I for one do not like speculative monetary awards at all, but that’s neither here nor there.

OT, Schamers has the best kitty pictures. I always smile when they appear in a thread.

Elemental was one of the most incompetent designs I’ve ever seen. There’s no way that game would have succeeded with those “marketing materials”. Generated more money, though? I guess.

That said, Fallen Enchantress is looking pretty good.

Except for the fact that abysmal quality was why the game flopped, not failed marketing.

No. The point at issue is not whether the game flopped. The point at issue is not whether the game was bad. Even awful games get sales. The question is whether you can isolate the loss of these marketing materials as the cause of a loss of 1 mil worth of those sales. I rather doubt you can, but it is not up to me.

If that’s the claim being made, then why include language like:

“As a result of the loss of the Elemental Materials, and the detraction from programming, debugging and other responsibilities, Elemental was unsuccessful in the marketplace, earning a fraction of its anticipated profits and causing Plaintiff damages of over $1,000,000.”.

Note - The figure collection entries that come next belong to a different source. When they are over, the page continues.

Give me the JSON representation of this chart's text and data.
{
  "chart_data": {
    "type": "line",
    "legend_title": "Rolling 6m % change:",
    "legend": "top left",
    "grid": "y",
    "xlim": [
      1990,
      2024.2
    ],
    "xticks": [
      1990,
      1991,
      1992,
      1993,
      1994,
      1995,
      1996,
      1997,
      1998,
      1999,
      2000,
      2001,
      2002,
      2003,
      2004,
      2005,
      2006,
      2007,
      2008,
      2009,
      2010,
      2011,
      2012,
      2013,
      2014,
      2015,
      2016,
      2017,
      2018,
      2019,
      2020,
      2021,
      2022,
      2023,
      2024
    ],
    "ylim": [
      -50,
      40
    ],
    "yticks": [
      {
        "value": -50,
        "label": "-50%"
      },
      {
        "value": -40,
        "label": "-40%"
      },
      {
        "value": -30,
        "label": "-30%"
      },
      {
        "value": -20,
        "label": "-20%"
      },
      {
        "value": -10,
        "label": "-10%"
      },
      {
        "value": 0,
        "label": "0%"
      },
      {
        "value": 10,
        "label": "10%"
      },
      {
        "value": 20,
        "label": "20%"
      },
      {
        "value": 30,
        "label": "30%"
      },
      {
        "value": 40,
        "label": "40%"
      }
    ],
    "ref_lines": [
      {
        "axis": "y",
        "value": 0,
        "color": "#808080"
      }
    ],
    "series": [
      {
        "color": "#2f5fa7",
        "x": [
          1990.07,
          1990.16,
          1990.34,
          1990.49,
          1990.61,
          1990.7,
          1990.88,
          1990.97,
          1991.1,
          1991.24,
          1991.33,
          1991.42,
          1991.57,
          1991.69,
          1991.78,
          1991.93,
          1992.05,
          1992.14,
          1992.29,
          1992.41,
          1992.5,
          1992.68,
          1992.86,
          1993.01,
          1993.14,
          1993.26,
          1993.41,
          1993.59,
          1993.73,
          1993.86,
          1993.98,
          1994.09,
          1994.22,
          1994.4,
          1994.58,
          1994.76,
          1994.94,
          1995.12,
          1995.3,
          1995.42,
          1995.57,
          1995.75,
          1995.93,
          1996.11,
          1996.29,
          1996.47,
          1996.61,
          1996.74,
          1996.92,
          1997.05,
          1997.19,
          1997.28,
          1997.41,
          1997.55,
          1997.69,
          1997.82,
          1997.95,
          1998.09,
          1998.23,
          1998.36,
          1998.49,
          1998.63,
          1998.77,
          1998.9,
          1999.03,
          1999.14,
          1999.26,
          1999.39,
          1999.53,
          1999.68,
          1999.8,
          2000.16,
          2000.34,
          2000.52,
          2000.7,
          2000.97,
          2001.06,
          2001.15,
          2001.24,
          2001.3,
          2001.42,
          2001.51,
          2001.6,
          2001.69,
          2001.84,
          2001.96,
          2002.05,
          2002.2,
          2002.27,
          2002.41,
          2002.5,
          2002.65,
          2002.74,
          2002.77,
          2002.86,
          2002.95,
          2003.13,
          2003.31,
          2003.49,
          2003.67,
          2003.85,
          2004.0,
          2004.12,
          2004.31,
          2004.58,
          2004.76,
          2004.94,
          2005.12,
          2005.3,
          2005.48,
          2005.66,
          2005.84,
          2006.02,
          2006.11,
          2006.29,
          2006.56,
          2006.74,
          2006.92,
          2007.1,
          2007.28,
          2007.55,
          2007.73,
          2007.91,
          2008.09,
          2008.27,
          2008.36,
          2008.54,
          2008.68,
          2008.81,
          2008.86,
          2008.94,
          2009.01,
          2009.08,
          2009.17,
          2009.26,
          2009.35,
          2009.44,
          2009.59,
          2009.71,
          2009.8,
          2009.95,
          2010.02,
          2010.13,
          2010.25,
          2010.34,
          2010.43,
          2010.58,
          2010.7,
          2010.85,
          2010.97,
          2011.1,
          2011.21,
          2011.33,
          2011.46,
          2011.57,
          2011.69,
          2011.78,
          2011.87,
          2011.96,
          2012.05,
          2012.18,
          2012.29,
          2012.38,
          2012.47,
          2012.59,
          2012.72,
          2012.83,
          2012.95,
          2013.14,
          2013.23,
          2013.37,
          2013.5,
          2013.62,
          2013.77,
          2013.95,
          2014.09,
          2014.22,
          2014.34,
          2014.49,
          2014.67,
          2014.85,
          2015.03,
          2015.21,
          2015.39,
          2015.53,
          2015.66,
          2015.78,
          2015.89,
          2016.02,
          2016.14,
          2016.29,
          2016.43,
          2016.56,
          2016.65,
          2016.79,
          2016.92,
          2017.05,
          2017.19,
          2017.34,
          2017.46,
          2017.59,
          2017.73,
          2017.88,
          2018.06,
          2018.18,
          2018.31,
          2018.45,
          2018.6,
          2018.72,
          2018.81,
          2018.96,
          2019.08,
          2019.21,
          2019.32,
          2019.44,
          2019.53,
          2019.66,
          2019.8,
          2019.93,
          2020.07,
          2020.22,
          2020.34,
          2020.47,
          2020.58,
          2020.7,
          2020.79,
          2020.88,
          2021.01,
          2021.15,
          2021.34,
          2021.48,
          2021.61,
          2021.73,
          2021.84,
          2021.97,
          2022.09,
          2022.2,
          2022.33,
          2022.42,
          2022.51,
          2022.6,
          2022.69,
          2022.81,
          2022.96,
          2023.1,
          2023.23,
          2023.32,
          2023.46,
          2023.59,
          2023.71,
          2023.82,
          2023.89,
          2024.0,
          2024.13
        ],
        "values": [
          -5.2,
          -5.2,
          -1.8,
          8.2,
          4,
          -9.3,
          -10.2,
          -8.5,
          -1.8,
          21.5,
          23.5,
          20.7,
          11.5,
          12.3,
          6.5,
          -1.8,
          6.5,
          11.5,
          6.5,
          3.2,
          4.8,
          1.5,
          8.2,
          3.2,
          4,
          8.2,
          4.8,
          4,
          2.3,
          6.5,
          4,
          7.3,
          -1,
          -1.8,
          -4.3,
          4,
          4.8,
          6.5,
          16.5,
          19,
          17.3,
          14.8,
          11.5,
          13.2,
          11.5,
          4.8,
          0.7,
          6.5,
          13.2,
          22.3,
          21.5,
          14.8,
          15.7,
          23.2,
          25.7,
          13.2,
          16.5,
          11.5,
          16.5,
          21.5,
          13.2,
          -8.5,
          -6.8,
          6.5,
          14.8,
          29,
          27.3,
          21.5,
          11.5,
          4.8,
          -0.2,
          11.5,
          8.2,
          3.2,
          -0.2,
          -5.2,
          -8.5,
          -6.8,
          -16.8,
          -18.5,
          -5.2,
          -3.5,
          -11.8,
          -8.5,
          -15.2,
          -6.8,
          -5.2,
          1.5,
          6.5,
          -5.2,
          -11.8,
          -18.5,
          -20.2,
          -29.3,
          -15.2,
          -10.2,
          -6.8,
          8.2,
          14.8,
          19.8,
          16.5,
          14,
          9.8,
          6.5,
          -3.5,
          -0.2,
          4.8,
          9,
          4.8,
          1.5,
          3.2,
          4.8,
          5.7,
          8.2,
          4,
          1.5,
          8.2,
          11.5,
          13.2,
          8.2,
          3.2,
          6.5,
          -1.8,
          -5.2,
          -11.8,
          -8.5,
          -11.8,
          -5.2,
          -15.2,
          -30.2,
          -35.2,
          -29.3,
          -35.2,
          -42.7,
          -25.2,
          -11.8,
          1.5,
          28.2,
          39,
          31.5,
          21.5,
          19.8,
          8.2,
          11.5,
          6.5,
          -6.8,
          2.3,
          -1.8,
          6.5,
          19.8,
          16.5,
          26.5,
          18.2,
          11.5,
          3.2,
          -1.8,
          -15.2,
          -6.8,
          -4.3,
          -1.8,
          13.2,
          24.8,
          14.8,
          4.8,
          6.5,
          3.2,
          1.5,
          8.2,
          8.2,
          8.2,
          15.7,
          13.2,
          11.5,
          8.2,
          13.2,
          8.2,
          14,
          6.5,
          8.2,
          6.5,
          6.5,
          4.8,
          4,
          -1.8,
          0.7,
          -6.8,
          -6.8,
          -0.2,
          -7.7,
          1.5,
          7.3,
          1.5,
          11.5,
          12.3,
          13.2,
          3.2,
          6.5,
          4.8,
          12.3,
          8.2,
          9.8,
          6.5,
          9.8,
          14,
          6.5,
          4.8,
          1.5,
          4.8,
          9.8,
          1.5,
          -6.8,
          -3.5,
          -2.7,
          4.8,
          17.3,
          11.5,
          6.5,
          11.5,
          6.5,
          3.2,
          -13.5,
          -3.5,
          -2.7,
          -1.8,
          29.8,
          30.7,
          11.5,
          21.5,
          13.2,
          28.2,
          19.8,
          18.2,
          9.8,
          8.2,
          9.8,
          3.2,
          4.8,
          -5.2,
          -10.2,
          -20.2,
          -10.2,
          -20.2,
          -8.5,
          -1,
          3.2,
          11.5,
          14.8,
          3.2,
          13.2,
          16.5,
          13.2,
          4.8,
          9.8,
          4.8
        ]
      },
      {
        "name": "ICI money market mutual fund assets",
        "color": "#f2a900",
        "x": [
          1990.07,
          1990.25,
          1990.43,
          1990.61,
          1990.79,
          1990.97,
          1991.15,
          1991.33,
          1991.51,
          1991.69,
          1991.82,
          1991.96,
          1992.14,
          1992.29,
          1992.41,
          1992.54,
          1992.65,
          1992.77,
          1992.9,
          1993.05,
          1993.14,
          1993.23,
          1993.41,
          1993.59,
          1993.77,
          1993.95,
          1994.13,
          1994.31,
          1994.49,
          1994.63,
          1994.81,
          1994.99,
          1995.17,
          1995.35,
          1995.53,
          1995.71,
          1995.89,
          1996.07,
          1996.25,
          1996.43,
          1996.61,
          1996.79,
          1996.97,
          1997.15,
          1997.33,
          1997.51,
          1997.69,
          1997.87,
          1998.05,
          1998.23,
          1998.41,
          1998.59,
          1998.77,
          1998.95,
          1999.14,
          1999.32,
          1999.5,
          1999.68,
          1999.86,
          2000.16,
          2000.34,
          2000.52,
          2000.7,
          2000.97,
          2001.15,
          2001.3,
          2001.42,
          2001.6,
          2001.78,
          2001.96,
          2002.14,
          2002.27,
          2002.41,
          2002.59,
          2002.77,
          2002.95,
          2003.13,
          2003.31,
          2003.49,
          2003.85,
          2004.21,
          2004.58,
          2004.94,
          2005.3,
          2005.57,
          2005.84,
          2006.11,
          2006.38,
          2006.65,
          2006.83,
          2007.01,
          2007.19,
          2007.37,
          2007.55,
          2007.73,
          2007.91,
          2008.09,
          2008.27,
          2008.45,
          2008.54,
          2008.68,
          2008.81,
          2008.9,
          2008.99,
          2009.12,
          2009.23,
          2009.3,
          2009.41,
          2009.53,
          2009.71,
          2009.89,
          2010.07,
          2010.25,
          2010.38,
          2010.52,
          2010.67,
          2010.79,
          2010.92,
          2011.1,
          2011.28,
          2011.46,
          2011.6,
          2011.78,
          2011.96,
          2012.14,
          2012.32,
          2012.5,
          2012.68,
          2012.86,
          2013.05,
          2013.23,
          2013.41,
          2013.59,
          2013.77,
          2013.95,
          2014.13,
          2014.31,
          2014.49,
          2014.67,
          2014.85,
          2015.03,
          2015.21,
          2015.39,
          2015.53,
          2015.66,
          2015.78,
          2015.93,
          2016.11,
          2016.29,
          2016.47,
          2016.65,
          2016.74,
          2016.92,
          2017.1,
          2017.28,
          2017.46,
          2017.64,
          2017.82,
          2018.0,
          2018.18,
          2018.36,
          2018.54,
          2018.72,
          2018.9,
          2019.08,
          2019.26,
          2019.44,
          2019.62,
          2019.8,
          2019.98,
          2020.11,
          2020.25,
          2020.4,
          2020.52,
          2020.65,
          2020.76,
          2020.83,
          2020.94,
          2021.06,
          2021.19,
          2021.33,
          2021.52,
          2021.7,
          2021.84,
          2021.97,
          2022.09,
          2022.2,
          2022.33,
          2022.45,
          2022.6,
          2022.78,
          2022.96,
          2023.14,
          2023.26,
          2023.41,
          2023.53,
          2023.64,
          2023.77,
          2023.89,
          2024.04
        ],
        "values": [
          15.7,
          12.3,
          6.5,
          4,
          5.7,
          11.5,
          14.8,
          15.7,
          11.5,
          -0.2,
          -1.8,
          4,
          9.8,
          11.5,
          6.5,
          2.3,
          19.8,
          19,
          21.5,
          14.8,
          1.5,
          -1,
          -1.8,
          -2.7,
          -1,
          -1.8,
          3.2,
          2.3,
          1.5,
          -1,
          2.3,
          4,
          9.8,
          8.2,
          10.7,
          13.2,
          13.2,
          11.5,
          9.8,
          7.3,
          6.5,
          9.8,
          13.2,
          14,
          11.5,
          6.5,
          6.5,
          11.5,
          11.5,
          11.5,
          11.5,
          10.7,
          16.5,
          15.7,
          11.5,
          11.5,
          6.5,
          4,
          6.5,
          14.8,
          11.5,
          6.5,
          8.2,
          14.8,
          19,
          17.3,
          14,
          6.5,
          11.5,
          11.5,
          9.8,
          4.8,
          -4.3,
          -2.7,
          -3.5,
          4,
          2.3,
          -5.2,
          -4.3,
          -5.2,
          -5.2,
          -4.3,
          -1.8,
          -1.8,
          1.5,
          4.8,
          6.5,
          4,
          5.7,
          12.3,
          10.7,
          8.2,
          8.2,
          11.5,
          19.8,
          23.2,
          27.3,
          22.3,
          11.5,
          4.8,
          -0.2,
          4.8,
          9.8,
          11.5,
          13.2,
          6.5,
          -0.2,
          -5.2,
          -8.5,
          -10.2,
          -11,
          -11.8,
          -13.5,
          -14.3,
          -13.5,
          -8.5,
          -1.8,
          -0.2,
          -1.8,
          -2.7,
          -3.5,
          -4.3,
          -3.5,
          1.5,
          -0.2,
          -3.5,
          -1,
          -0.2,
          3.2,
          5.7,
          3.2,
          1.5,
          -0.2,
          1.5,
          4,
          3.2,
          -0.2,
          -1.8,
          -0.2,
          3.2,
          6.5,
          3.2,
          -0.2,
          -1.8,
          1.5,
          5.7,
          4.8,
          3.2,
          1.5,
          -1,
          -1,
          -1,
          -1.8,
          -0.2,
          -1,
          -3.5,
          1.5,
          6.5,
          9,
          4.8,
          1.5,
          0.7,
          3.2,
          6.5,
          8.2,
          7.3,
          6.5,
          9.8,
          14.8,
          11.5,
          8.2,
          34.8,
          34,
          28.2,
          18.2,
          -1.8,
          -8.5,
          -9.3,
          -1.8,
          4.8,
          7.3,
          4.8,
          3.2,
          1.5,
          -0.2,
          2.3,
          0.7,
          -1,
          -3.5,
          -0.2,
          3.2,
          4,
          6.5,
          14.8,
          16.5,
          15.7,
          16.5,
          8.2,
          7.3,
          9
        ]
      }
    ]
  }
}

Paragraph 31 of the claim states pretty unambiguously that part of the reason Elemental failed was that Stardock was distracted from its programming, debugging, and other development processes.

Paragraph 30 goes to the same point:

“30. Additionally, Plaintiff had to spend vital time leading up to the release of Elemental attempting to re-create the Elemental Materials, rather than programming, debugging and otherwise readying Elemental for release.”

I’m thinking Brad cannot comment in this thread for obvious reasons. While it sounds like the defendent was clearly in the wrong (which it always should when someone files a suit against them), I’m guessing the number is just an opening salvo. These things often read like when your significant other gets into a fight with you and brings up the anniversary you forget 12 years ago.

Is there a stated motive/gain for the marketing materials theft? I can’t imagine something less interesting or worthwhile to steal than video game marketing materials.

Ah-ha, I stand corrected! This is looking more and more like pure bullshit.

Hey… 99/100 is still a fraction, right?

To take the broadest sympathetic position - Loss of profits isn’t just loss of revenue - its excess expenses. If it took some highly paid employees a few weeks of overtime to makeup the materials - and if that time could have been spent in other revenue generating activities (bug fixing, lets say), thats a double hit to profits.